Doctors Say AI Is Introducing Slop Into Patient Care

Every so often these days, a study comes out proclaiming that AI is better at diagnosing health problems than a human doctor. These studies are enticing because the healthcare system in America is woefully broken and everyone is searching for solutions. AI presents a potential opportunity to make doctors more efficient by doing a lot of administrative busywork for them and by doing so, giving them time to see more patients and therefore drive down the ultimate cost of care. There is also the possibility that real-time translation would help non-English speakers gain improved access. For tech companies, the opportunity to serve the healthcare industry could be quite lucrative.

In practice, however, it seems that we are not close to replacing doctors with artificial intelligence, or even really augmenting them. The Washington Post spoke with multiple experts including physicians to see how early tests of AI are going, and the results were not assuring.

Here is one excerpt of a clinical professor, Christopher Sharp of Stanford Medical, using GPT-4o to draft a recommendation for a patient who contacted his office:

Sharp picks a patient query at random. It reads: “Ate a tomato and my lips are itchy. Any recommendations?”

The AI, which uses a version of OpenAI’s GPT-4o, drafts a reply: “I’m sorry to hear about your itchy lips. Sounds like you might be having a mild allergic reaction to the tomato.” The AI recommends avoiding tomatoes, using an oral antihistamine — and using a steroid topical cream.

Sharp stares at his screen for a moment. “Clinically, I don’t agree with all the aspects of that answer,” he says.

“Avoiding tomatoes, I would wholly agree with. On the other hand, topical creams like a mild hydrocortisone on the lips would not be something I would recommend,” Sharp says. “Lips are very thin tissue, so we are very careful about using steroid creams.

“I would just take that part away.”

Here is another, from Stanford medical and data science professor Roxana Daneshjou:

She opens her laptop to ChatGPT and types in a test patient question. “Dear doctor, I have been breastfeeding and I think I developed mastitis. My breast has been red and painful.” ChatGPT responds: Use hot packs, perform massages and do extra nursing.

But that’s wrong, says Daneshjou, who is also a dermatologist. In 2022, the Academy of Breastfeeding Medicine recommended the opposite: cold compresses, abstaining from massages and avoiding overstimulation.

The problem with tech optimists pushing AI into fields like healthcare is that it is not the same as making consumer software. We already know that Microsoft’s Copilot 365 assistant has bugs, but a small mistake in your PowerPoint presentation is not a big deal. Making mistakes in healthcare can kill people. Daneshjou told the Post she red-teamed ChatGPT with 80 others, including both computer scientists and physicians posing medical questions to ChatGPT, and found it offered dangerous responses twenty percent of the time. “Twenty percent problematic responses is not, to me, good enough for actual daily use in the health care system,” she said.

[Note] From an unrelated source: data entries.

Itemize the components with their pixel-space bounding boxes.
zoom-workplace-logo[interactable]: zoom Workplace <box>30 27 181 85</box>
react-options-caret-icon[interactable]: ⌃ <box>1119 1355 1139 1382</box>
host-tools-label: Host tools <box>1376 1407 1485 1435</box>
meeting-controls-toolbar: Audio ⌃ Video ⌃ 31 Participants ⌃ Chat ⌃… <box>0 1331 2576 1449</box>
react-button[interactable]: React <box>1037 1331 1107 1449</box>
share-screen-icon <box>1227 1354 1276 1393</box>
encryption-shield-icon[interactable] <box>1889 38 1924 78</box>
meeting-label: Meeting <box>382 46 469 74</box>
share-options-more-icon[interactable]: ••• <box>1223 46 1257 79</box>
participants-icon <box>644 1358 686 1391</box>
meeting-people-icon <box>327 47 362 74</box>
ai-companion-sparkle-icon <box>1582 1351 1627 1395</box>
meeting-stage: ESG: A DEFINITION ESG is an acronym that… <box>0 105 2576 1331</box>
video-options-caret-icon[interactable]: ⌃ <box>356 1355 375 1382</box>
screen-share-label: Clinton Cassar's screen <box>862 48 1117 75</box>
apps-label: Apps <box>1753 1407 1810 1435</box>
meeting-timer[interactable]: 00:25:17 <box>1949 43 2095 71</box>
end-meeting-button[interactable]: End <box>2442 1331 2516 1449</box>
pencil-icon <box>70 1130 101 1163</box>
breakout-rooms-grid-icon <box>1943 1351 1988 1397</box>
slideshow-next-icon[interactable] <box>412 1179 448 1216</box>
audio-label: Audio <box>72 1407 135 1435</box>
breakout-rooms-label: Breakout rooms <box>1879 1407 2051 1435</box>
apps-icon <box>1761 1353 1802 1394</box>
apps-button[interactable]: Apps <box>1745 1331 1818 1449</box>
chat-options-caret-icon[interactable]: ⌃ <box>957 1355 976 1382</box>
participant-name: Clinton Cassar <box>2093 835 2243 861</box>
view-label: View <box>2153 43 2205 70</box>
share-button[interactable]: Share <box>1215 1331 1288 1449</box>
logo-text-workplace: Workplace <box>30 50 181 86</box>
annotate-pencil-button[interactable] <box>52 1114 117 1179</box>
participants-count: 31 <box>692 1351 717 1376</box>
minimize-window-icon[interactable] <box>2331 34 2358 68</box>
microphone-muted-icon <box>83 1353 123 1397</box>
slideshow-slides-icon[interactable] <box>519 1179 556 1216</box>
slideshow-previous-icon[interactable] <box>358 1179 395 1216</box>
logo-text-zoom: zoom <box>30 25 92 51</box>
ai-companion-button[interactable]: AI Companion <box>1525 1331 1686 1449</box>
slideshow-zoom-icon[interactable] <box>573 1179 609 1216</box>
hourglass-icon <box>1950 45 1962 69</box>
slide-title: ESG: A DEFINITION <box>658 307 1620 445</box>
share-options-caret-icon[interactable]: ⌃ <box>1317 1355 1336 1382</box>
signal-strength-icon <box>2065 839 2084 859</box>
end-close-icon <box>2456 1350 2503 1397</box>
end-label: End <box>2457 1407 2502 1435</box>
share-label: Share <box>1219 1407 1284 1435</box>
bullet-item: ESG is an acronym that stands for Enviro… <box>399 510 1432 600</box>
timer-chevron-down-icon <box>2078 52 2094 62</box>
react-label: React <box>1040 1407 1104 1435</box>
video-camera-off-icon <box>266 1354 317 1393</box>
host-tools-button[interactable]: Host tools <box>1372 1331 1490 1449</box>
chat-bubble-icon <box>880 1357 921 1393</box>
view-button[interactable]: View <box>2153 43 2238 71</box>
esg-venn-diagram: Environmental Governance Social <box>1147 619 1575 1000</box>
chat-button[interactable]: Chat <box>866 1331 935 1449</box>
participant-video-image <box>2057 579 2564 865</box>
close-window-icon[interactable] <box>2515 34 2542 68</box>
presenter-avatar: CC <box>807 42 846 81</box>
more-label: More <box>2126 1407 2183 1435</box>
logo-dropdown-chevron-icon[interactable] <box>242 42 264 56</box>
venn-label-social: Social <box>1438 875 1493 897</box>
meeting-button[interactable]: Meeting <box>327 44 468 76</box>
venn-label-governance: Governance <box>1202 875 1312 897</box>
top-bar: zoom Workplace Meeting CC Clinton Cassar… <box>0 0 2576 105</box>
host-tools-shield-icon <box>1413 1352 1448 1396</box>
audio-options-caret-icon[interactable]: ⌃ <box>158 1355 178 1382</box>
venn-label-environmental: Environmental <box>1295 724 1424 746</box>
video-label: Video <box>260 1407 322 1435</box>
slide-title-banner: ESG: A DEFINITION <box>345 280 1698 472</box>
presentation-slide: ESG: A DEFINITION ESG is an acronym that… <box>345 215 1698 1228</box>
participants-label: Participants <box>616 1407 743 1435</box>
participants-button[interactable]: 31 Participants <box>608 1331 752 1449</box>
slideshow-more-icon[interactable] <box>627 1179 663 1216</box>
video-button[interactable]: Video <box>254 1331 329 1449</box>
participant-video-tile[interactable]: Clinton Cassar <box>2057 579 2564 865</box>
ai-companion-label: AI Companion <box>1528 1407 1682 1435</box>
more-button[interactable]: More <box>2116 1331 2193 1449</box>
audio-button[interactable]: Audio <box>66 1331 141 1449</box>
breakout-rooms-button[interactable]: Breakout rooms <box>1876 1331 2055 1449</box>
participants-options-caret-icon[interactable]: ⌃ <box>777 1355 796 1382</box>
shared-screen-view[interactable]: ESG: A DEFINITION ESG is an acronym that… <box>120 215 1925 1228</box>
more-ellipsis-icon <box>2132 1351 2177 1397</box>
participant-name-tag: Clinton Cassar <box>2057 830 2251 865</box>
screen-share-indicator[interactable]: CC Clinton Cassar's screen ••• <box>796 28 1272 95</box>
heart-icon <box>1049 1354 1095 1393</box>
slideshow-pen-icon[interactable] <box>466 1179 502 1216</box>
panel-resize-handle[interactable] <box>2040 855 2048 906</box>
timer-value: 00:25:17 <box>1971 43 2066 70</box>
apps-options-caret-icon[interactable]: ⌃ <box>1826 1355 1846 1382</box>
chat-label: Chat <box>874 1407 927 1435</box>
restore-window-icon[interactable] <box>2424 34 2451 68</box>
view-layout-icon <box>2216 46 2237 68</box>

Of course, proponents will say that AI can augment a doctor’s work, not replace them, and they should always check the outputs. And it is true, the Post story interviewed a physician at Stanford who said two-thirds of doctors there with access to a platform record and transcribe patient meetings with AI so they can look them in the eyes during the visit and not be looking down, taking notes. But even there, OpenAI’s Whisper technology seems to insert completely made-up information into some recordings. Sharp said Whisper erroneously inserted into a transcript that a patient attributed a cough to exposure to their child, which they never said. One incredible example of bias from training data Daneshjou found in testing was that an AI transcription tool assumed a Chinese patient was a computer programmer without the patient ever offering such information.

AI could potentially help the healthcare field, but its outputs have to be thoroughly checked, and then how much time are doctors actually saving? Furthermore, patients have to trust their doctor is actually checking what the AI is producing—hospital systems will have to put in checks to make sure this is happening, or else complacency might seep in.

Fundamentally, generative AI is just a word prediction machine, searching large amounts of data without really understanding the underlying concepts it is returning. It is not “intelligent” in the same sense as a real human, and it is especially not able to understand the circumstances unique to each specific individual; it is returning information it has generalized and seen before.

“I do think this is one of those promising technologies, but it’s just not there yet,” said Adam Rodman, an internal medicine doctor and AI researcher at Beth Israel Deaconess Medical Center. “I’m worried that we’re just going to further degrade what we do by putting hallucinated ‘AI slop’ into high-stakes patient care.”